Bringing the Oncology Community Together

Academic Medical Oncologists Complement Role of Community Oncologists in Sarcoma Treatment

Brian A. Van Tine, MD, PhD
Published Online: Thursday, October 24, 2013
Siteman Cancer Center
Dr. Brian A. Van Tine
Brian A. Van Tine, MD, PhD
 
Assistant Professor of Medicine
Division of Medical Oncology, Department of Medicine
Washington University School of Medicine
St. Louis, MO
Dr. Yixuan Gong
One of the privileges of working in an academic medical center is the luxury of being able to subspecialize in the treatment of sarcoma. Nationwide, there may be 40 to 50 medical oncologists who focus on the treatment of adult soft tissue and bone sarcoma. With most of the specialists concentrated in just a few centers on the East and West coasts, access to teams with multidisciplinary experience in the treatment of sarcoma is sometimes difficult.

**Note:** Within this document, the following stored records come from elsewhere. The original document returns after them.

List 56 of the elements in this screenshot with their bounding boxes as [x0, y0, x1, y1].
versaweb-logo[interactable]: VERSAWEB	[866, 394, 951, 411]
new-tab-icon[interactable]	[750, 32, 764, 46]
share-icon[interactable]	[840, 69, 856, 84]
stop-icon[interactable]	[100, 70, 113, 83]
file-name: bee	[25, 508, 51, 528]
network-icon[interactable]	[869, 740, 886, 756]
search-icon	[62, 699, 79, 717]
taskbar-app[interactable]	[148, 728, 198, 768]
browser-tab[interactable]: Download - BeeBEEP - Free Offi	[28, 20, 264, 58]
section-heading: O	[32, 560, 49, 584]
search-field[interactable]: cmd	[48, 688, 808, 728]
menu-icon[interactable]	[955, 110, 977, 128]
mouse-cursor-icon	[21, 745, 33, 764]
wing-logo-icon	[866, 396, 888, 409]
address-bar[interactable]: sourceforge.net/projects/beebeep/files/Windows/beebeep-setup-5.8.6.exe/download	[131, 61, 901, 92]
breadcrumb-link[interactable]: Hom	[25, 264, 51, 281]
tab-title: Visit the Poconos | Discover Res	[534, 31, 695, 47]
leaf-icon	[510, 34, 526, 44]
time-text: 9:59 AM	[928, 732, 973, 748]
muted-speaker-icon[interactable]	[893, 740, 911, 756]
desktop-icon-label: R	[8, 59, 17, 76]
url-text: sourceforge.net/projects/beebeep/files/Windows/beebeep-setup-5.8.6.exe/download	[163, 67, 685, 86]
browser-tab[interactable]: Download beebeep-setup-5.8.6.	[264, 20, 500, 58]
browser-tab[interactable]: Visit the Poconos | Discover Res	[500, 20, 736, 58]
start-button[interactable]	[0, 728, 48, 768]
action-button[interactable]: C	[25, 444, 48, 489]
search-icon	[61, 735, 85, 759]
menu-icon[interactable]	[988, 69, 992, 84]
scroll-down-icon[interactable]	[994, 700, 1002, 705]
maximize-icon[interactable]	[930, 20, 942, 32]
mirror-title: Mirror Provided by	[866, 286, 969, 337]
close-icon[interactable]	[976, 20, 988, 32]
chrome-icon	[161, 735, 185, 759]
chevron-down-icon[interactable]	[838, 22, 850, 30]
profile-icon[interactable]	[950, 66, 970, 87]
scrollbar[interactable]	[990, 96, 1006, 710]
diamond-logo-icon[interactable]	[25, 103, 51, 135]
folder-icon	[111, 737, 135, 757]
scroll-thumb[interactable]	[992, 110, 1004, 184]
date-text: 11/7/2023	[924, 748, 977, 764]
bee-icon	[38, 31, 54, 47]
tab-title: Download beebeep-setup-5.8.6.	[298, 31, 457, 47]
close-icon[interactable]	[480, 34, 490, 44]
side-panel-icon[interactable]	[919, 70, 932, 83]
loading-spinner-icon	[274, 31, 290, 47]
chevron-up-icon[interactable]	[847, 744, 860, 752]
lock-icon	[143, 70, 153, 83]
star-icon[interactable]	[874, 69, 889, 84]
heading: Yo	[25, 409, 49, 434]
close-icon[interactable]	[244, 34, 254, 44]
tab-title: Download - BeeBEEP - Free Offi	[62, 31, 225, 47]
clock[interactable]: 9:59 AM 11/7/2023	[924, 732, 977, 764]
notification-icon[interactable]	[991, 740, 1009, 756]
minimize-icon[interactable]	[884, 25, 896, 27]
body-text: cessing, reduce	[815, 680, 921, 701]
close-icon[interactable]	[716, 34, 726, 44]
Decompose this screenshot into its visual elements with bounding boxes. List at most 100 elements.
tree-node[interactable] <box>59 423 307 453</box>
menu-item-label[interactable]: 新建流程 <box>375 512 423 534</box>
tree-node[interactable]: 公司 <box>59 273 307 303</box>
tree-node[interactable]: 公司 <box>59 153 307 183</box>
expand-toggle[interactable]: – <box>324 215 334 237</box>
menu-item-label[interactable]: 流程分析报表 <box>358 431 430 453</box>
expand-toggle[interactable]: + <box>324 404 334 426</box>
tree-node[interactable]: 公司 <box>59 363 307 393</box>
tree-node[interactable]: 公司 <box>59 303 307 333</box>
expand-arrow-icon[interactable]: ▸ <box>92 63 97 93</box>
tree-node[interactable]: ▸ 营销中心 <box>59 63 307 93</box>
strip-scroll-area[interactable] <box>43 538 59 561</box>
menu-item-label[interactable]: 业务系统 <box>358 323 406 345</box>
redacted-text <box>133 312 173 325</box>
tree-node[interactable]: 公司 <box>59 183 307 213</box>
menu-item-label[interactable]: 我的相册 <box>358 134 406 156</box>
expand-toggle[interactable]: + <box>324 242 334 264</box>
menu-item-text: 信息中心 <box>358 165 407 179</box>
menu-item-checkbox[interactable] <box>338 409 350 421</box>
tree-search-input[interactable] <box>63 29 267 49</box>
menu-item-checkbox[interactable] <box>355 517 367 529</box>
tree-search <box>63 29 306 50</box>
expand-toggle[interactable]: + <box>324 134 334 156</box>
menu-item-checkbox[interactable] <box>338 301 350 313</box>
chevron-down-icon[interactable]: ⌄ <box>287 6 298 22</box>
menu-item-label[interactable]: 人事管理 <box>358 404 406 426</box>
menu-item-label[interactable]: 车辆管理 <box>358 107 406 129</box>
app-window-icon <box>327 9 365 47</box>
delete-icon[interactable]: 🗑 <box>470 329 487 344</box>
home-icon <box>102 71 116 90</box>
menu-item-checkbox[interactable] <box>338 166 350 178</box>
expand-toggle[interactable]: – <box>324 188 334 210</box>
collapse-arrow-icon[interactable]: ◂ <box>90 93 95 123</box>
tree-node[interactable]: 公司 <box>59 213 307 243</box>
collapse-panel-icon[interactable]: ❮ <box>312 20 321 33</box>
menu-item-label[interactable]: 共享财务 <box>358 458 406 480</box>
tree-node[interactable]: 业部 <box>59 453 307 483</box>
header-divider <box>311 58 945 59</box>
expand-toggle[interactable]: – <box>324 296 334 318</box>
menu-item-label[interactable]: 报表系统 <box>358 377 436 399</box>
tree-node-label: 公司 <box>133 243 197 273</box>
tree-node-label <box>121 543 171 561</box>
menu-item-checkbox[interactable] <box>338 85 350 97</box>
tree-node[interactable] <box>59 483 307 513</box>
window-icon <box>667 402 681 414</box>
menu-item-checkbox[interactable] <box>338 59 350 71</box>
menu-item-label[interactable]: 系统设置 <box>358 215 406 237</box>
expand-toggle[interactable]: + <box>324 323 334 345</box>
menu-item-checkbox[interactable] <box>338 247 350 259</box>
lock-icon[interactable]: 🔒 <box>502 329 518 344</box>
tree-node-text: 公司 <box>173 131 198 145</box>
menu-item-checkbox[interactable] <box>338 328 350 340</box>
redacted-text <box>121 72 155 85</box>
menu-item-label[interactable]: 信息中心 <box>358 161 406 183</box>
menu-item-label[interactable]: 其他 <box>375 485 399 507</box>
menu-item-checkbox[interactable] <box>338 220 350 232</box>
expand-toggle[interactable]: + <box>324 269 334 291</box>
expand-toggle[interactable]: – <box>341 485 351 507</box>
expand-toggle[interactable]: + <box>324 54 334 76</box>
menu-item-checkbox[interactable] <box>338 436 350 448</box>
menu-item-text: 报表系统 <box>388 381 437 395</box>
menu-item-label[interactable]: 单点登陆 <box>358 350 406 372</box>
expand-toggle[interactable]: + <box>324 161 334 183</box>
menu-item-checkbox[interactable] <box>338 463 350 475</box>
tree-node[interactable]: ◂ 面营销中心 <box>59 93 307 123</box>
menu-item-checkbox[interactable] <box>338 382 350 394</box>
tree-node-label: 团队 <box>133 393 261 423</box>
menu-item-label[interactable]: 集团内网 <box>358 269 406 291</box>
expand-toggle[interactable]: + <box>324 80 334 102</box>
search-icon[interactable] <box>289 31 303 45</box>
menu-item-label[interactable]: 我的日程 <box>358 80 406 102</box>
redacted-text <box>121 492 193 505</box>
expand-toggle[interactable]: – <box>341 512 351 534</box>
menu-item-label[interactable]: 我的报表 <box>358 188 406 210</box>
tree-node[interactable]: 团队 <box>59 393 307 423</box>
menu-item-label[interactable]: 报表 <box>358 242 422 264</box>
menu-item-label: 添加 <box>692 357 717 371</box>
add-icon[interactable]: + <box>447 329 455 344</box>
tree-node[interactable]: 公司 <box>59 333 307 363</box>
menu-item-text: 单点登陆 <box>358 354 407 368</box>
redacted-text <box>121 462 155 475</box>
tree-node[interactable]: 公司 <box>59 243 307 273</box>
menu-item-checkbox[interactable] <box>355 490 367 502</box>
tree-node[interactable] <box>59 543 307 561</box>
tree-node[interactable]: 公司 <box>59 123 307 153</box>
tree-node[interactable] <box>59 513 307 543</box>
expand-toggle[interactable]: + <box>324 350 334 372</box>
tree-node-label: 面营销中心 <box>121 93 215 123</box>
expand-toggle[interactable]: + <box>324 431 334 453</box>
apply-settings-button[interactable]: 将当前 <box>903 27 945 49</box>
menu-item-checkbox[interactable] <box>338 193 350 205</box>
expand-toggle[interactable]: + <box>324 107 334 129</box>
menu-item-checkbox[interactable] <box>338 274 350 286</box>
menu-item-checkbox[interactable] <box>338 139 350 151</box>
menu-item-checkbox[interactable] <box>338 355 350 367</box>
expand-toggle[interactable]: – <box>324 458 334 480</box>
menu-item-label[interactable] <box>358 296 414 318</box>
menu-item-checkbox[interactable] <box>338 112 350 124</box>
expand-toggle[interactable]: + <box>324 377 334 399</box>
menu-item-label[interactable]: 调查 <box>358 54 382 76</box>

The National Comprehensive Cancer Network (NCCN) guidelines state that, “All patients (with sarcoma) should be evaluated and managed by a multidisciplinary team with expertise and experience in sarcoma, prior to the initiation of therapy.”1

The reasons for this statement are many. First, the average medical oncologist in private practice sees only 1-2 cases of sarcoma a year. Since mesenchymal tumors (ie, sarcoma) include more than 50 histological subtypes with varying natural histories, genetics, prognostic factors, and sensitivities to treatment, the specific treatment planning requires an in-depth knowledge of sarcoma biology. Though sarcoma is often referred to as a chemotherapy-resistant disease, it may be more correct to say it is chemotherapy-selective cancer. Thus, this necessitates the participation of a sarcoma expert with extensive experience in selecting agents for the specific subtype of sarcoma to best benefit a patient. For example, while ifosfamide is highly active in synovial sarcoma (now called X:18 sarcoma), it is much less responsive in the treatment of leiomyosarcoma. Second, the surgical and radiation planning and chemotherapy sequencing for many of the tumors is complex and requires multidisciplinary planning. Third, and most importantly, the pathology of a sarcoma is best reviewed by a pathologist with extensive experience in the diagnosis of sarcoma.2 Histology drives not only treatment decisions but also clinical trial opportunities; therefore, having the most accurate diagnosis is imperative.

It must be clearly pointed out that NCCN guidelines say patients should be evaluated and managed by a sarcoma specialist—not treated. As most sarcoma specialists would agree, standard-of-care regimens are easily given by referring physicians and most likely should be. Otherwise, we would each be treating 400-500 patients, and that is not the role for an academic physician. The major role of the academic sarcoma medical oncologist is the design and implementation of clinical trials that allow for rapid enrollment to move the field forward. Due to the rarity of the disease, most clinical trials for sarcoma patients are limited to the larger academic centers for financial reasons. As such, there is an even greater need to partner with the community oncologist to give the standard-of-care agents.

Important Clinical Trials Are in Progress

One of the greatest successes of the sarcoma field has been in the treatment of gastrointestinal stromal tumors (GISTs).3 The successful treatment of this tumor, once named gastrointestinal leiomyosarcoma, with imatinib necessitated a name change, since imatinib is not effective in other leiomyosarcomas. As most community oncologists are aware, first-line treatment of GIST is imatinib, the second line is sunitinib, and the third line is regorafenib, with other tyrosine kinase inhibitors being used in specific circumstances.

Since the GIST population is now commonly treated in the community with standard-of-care agents, our ability to enroll this patient population in a clinical trial has become more difficult. For example, there is a phase III second- line trial of sunitinib versus masitinib (NCT01694277) that is very slow to enroll because most patients have been treated with sunitinib prior to either visiting or returning to an academic center (Table). Also, there is an international trial of first-line imatinib versus masitinib (NCT00812240) that is now opening. The only way this trial can accrue rapidly is through a partnership with community oncologists making sure that GIST patients are aware of it.